Maria: Ja, dat is zo, maar ik doe dit graag omdat ik weet dat vele mensen, door wat ik ze vertel, dichter tot God komen. Begin er dus maar mee. Ik zal mijn best doen om binnen het mogelijke een antwoord te geven.

Nicky: Kunt u ons iets vertellen uit uw kinderjaren en uw jeugd?
Maria: Drie keer wou ik in het klooster treden. Reeds als kind zei ik tegen mijn moeder dat ik nooit zou trouwen. Hierop antwoordde ze: "Wacht maar tot u twintig bent, ik zal het u dan nogmaals vragen." Ik zei: "Neen, moeder, dat gaat u niet meemaken, want dit zit diep in mij. Ofwel ga ik naar een klooster ofwel ga ik elders in de wereld werken waar ik anderen kan helpen."

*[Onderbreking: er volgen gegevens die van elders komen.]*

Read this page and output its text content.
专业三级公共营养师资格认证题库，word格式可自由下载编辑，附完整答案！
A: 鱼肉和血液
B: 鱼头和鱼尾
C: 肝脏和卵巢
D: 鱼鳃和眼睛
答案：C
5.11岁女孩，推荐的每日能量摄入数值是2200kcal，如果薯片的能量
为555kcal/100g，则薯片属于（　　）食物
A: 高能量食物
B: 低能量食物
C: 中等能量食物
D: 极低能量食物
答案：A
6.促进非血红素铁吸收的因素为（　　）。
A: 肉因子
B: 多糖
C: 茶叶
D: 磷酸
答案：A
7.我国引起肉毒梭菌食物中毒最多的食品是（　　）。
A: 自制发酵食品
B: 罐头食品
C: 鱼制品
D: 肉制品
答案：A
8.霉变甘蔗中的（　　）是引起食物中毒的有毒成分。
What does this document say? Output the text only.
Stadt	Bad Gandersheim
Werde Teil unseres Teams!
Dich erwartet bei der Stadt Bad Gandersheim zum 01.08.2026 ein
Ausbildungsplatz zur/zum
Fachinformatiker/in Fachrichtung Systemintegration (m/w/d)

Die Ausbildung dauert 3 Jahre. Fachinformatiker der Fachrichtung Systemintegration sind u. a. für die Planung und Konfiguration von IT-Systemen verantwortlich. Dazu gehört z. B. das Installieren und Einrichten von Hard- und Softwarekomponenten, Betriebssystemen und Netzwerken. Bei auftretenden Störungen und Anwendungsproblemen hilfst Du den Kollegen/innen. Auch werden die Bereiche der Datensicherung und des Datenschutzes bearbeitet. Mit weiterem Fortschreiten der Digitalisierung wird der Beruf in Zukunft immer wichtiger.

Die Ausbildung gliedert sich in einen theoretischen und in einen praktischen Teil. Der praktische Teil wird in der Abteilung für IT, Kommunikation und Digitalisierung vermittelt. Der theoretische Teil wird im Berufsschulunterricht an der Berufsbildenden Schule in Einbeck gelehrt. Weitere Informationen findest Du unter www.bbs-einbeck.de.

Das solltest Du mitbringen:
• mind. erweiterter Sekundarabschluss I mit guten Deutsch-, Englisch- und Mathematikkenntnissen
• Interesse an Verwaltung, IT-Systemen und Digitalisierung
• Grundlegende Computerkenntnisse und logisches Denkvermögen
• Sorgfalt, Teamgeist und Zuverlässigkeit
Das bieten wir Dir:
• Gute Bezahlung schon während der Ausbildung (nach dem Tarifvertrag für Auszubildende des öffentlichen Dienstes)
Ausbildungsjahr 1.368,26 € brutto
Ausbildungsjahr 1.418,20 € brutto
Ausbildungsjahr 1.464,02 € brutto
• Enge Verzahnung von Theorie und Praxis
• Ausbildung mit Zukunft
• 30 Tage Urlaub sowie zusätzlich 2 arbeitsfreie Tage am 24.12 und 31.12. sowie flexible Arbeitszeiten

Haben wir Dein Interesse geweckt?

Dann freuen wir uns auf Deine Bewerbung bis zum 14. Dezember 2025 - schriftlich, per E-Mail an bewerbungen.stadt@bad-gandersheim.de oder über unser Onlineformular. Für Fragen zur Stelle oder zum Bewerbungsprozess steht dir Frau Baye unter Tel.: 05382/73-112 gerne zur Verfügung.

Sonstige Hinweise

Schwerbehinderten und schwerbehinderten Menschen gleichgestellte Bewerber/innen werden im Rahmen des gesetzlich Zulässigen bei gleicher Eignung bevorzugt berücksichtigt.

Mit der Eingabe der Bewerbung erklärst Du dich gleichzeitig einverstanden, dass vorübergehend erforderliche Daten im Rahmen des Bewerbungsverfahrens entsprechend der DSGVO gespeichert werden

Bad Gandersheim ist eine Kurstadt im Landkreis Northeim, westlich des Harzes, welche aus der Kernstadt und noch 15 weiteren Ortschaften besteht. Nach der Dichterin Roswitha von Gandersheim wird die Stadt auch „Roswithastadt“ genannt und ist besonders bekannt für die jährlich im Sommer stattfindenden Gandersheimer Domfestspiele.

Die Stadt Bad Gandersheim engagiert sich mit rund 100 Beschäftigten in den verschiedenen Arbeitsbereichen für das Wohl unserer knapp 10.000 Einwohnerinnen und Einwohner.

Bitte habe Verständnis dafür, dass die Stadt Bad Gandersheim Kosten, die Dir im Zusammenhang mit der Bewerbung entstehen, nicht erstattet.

Het was mijn moeder die steeds zich veel bekommerde om de arme zielen en zelfs als een schoolmeisje deed ik reeds veel voor hen. Later besliste ik eenvoudig om alles voor hen te doen. Toen ik dus de school verliet, dacht ik: "Goed zo, nu ga ik naar het klooster. Misschien is het dat wat God van mij verlangt."

En zo trad ik op mijn zeventiende het klooster binnen van het Hart van Jezus in Hall, Tirol. Reeds na de eerste zes maanden zeiden ze: "Wij zeggen het u liever rechtuit: u bent lichamelijk te zwak voor de orde." Op mij zesde kreeg ik een borstvlies- en een longontsteking en daardoor was ik lichamelijk achterop. Toen ik na een jaar terugging, zei Moeder Overste opnieuw tot mij: "Ik ben er zeker van dat u een religieuze roeping hebt, maar wacht nog een drietal jaar tot u sterk genoeg bent en treedt dan toe tot een gemakkelijkere Orde, misschien een gesloten gemeenschap." Van toen af zei ik altijd: "een besloten Orde of anders niets. Neen, ik ga niet wachten. Ik wens onmiddellijk te gaan."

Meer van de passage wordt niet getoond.